More jobs pain to come in U.K., warns recruiter

Deteriorating outlook for economy, weakness in banking

LONDON (Reuters) — British recruitment firm Hays said business was getting increasingly tough in many of its regions and it would struggle to find growth from a dwindling set of healthy markets in a weak global economy next year.

Shares in Hays, which specializes in placing workers in accountancy, construction and IT jobs and makes almost 70 per cent of fees overseas, fell seven per cent to 71.2 pence.

The recruitment sector has suffered heavily in the last year as a deteriorating outlook for the economy and weakness in the banking sector has led to companies delaying hiring and workers being more cautious about changing jobs.

Earlier this month, rival recruiter Michael Page International said it saw no sign of improvement in the job market.

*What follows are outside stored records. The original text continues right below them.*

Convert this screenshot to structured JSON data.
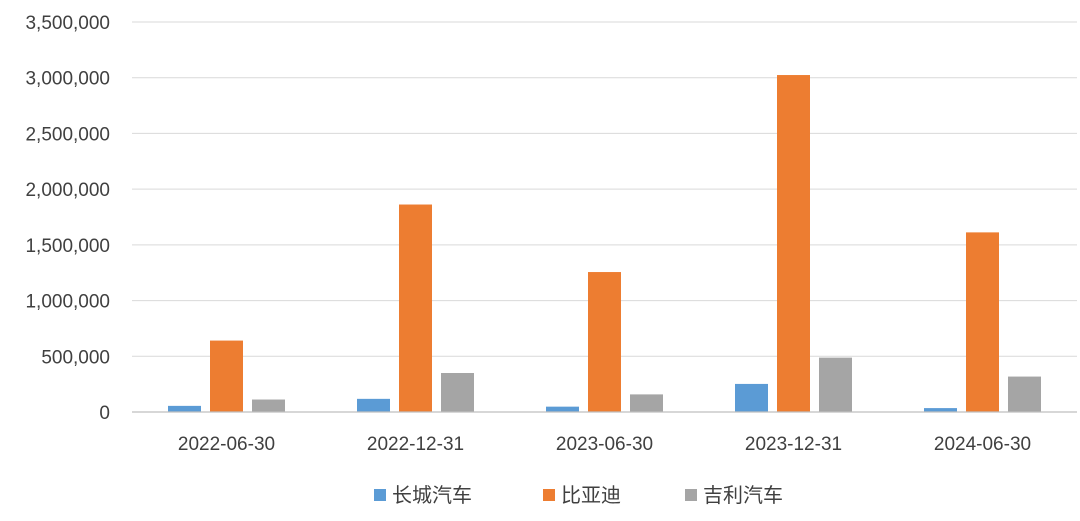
{
  "chart_data": {
    "type": "bar",
    "title": "",
    "xlabel": "",
    "ylabel": "",
    "categories": [
      "2022-06-30",
      "2022-12-31",
      "2023-06-30",
      "2023-12-31",
      "2024-06-30"
    ],
    "series": [
      {
        "name": "长城汽车",
        "color": "#5b9bd5",
        "values": [
          55000,
          118000,
          48000,
          252000,
          35000
        ]
      },
      {
        "name": "比亚迪",
        "color": "#ed7d31",
        "values": [
          641000,
          1862000,
          1256000,
          3024000,
          1612000
        ]
      },
      {
        "name": "吉利汽车",
        "color": "#a5a5a5",
        "values": [
          112000,
          350000,
          158000,
          488000,
          318000
        ]
      }
    ],
    "ylim": [
      0,
      3500000
    ],
    "yticks": [
      0,
      500000,
      1000000,
      1500000,
      2000000,
      2500000,
      3000000,
      3500000
    ],
    "ytick_labels": [
      "0",
      "500,000",
      "1,000,000",
      "1,500,000",
      "2,000,000",
      "2,500,000",
      "3,000,000",
      "3,500,000"
    ],
    "grid": true,
    "legend": "bottom-center"
  }
}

"Our markets over the last 12 months have got progressively more difficult and a number of them do not have any momentum in them today," Hays chief executive Alistair Cox said on Thursday.

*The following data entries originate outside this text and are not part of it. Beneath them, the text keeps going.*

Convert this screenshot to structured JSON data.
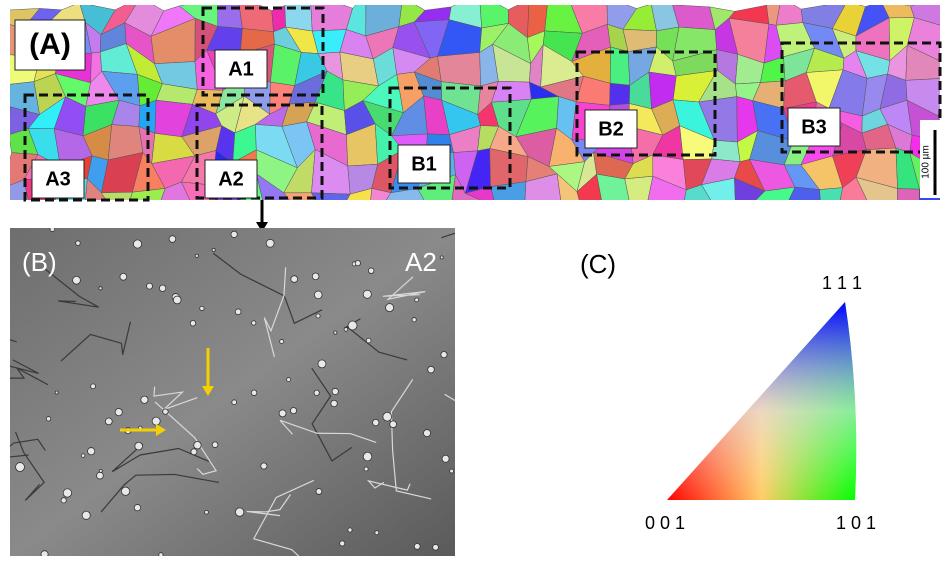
{
  "panel_a": {
    "label": "(A)",
    "regions": [
      "A1",
      "A2",
      "A3",
      "B1",
      "B2",
      "B3"
    ],
    "scale_bar": "100 µm"
  },
  "panel_b": {
    "label": "(B)",
    "region": "A2"
  },
  "panel_c": {
    "label": "(C)",
    "corners": {
      "top": "1 1 1",
      "left": "0 0 1",
      "right": "1 0 1"
    }
  }
}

"That will make it difficult to grow the business in that environment because the markets today feel worse than they did a year ago."

In another sign of weakening confidence, WPP, the world's largest advertising group, cut its annual growth forecast on Thursday, saying that customers in the United States and western Europe were becoming increasingly cautious.

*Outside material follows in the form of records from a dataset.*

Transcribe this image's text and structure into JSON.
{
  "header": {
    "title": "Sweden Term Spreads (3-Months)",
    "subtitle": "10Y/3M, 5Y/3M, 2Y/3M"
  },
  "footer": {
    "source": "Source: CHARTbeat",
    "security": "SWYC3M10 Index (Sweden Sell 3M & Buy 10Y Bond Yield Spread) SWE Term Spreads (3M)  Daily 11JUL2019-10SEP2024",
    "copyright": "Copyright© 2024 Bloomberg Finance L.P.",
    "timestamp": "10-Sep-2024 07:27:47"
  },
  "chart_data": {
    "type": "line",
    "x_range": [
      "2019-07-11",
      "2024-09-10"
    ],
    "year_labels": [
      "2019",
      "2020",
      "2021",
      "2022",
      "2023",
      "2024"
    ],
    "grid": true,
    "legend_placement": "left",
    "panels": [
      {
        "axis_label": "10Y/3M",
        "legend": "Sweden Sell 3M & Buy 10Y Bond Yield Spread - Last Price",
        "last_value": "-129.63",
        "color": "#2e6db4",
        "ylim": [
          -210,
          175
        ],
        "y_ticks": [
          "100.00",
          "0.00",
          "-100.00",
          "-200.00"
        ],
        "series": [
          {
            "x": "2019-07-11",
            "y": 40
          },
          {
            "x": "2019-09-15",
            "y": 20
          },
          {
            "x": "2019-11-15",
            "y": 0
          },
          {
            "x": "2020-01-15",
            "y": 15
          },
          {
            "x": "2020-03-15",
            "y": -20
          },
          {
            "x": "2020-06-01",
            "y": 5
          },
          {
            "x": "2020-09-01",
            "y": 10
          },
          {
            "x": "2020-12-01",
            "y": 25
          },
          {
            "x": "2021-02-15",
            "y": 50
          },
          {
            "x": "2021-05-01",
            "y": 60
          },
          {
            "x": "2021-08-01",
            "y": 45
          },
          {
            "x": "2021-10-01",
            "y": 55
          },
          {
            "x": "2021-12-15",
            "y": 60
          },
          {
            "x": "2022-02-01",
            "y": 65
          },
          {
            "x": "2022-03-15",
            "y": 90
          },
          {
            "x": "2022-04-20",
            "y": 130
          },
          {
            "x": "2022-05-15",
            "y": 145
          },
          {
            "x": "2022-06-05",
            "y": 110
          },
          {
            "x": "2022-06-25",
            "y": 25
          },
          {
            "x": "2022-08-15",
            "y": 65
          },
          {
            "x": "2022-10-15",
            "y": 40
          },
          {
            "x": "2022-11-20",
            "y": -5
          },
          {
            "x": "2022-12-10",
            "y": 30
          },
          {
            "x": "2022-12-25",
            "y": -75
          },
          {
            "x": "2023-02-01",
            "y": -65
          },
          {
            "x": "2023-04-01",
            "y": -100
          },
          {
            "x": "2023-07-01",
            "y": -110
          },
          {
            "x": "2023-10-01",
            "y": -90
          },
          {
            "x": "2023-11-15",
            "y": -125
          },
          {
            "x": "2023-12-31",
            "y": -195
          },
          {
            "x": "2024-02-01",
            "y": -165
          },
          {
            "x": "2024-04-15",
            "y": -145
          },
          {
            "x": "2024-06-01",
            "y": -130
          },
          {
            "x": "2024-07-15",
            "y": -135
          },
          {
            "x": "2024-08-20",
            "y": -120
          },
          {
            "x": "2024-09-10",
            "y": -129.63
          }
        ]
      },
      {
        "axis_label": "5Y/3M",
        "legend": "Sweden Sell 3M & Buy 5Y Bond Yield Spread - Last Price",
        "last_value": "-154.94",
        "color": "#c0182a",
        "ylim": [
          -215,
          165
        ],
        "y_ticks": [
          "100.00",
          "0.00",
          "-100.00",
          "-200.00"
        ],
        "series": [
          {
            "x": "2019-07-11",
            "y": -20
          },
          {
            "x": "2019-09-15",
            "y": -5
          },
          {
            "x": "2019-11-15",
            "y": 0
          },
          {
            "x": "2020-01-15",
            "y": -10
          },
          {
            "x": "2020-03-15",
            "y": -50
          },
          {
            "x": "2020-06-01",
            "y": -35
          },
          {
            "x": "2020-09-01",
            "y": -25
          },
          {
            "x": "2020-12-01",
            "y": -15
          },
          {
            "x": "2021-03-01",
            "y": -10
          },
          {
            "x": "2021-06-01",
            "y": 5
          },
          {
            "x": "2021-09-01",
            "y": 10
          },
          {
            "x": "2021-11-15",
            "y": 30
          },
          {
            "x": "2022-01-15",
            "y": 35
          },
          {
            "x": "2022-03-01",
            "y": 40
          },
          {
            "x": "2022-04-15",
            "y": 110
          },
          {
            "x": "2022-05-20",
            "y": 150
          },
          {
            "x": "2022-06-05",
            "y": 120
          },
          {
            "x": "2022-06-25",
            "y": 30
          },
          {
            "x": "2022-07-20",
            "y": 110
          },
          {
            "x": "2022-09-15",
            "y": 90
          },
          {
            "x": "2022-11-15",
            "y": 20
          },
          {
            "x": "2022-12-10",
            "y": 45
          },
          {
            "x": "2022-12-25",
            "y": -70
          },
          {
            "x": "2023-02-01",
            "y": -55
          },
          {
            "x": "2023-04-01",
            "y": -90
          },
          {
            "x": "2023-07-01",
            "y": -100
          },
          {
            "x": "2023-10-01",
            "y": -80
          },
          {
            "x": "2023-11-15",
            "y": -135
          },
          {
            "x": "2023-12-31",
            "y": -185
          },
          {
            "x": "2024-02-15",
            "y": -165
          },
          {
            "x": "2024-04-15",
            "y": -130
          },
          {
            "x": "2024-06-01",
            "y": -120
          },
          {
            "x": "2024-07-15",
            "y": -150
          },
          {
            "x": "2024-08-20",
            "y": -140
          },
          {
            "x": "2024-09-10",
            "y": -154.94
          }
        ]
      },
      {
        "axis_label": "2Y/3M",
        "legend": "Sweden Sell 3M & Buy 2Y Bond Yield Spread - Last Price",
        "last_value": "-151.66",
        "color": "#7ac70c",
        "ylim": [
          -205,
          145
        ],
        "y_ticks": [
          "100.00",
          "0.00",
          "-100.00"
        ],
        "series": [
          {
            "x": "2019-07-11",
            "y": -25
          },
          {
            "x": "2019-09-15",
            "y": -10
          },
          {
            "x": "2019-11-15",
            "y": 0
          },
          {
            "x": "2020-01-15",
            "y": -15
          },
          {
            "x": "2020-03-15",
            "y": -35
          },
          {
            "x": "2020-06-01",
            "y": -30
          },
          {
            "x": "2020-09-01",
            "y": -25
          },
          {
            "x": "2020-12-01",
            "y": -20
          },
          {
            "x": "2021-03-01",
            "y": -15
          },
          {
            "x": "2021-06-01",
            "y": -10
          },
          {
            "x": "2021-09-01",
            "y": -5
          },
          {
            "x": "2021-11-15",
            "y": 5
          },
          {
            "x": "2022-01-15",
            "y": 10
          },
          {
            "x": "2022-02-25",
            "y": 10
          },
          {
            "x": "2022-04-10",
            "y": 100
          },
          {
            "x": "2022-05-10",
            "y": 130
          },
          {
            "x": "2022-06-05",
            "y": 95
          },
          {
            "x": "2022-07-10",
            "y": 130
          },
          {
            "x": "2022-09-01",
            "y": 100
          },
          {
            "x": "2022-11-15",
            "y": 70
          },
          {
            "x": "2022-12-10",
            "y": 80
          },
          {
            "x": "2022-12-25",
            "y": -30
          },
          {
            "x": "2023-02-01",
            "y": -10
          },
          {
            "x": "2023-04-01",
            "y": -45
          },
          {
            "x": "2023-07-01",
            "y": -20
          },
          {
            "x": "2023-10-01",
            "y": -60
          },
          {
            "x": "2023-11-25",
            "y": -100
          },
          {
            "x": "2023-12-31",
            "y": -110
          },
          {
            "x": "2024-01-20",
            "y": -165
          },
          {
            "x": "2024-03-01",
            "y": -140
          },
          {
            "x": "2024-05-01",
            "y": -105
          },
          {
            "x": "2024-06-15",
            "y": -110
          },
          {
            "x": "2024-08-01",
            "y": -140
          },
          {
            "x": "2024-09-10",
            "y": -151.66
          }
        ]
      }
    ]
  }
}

Hays posted an 11 per cent rise in pre-tax profit to £122 million (C$191 million) for the year ended June 30, in line with expectations. It said it would continue to focus on countries such as Brazil, Australia and IT and engineering-led Germany, which are helping to ease the pain of many slowing markets elsewhere.

Seymour Pierce analyst Caroline de La Soujeole said she would likely reduce profit forecasts for 2013: "Whilst this is a good set of results given the uncertain macroeconomic background, markets have become increasingly more challenging as the year progressed which does not augur well for 2013."

Full-year group net fees rose eight per cent to £734 million (C$1.1 billion) on a like-for-like basis, with Brazil and Germany up 30 per cent, reflecting a strong international performance. Overseas fees were up 16 per cent overall.

Hays said its British market became increasingly tough as the year progressed, with net fees down seven per cent as both public and private sector clients cut jobs and halted hiring as government austerity measures started to bite.

The company said it had not seen any improvement in a moribund banking sector, meaning its financial services markets in Asia and Britain would remain tough. Growth had slowed across much of continental Europe and in non-resource-related work in Australia.

The group said it would try to protect profit by continuing to reduce costs in tougher markets by cutting its own staff.